Les dernières estimations des sondages, incluant des données de sources comme Ipsos et Elabe, montrent une compétition serrée entre Payan, qui leaderait avec 35,6%, et Allisio, qui suit de près avec 35,1%. D'autres estimations révèlent même un léger écart en faveur de Payan, culminant à 38,1% selon Ifop-Fiducial.
Merci au soutien de la gauche, Payan a exhorté les Marseillais à se rassembler autour de son projet, semblant peu enclin à accepter la main tendue de LFI. « Cette main-là m’a donné des coups de poing pendant des mois », a-t-il déclaré, dénonçant les contradictions de ses adversaires.
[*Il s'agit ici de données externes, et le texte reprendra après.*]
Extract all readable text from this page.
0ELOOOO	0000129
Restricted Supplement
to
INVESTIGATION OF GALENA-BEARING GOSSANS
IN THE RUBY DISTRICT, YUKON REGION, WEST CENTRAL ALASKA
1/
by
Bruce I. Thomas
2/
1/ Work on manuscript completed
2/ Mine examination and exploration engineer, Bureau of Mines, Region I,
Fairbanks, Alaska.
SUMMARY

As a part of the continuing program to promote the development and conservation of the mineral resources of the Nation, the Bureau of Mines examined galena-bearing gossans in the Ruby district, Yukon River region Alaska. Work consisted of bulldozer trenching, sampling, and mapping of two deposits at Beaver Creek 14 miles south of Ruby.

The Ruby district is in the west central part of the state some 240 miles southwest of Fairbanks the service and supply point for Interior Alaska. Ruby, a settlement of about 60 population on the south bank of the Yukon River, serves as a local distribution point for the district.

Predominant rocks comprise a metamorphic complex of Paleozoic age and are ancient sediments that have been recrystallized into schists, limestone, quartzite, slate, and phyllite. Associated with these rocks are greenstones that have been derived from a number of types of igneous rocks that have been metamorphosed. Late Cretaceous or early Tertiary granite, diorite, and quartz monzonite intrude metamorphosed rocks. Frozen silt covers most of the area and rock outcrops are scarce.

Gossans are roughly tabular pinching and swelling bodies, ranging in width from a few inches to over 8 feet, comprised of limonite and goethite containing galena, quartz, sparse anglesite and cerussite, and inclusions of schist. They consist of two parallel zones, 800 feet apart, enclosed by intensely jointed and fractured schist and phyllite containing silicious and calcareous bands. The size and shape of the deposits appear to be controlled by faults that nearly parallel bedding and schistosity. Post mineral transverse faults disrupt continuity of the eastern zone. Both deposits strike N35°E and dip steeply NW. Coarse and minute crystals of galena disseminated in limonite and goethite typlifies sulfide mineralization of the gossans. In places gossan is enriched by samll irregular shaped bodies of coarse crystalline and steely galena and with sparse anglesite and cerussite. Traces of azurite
Pour lui, les convictions antiracistes doivent s'accompagner d'actions concrètes.
De son côté, Allisio a appelé à l’union des forces de droite, affirmant que sa campagne est une lutte pour accomplir une victoire sur la gauche et l'extrême gauche. En réponse à la position de Payan, Delogu de LFI a exprimé une inquiétude, qualifiant le rejet de la coopération de « responsable », en arguant que cela pourrait renforcer le Rassemblement National.
Martine Vassal, candidate de la droite, dont les résultats semblent en recul, hésite sur une stratégie au second tour après avoir exprimé une volonté de ne jamais voir un maire RN à Marseille. La dynamique actuelle est aussi influencée par des changements dans la loi PLM, qui pourrait favoriser le résultats à plus de 34% lors du conseil municipal.
Avec une histoire politique riche, la prise de Marseille par l'extrême droite le 22 mars serait une réelle secousse, tant pour la ville que pour les élections présidentielles de l'année prochaine. Ce tour électoral met en lumière les fragilités des alliances traditionnelles et l’urgence pour la gauche de s’unir pour éviter une montée du FN.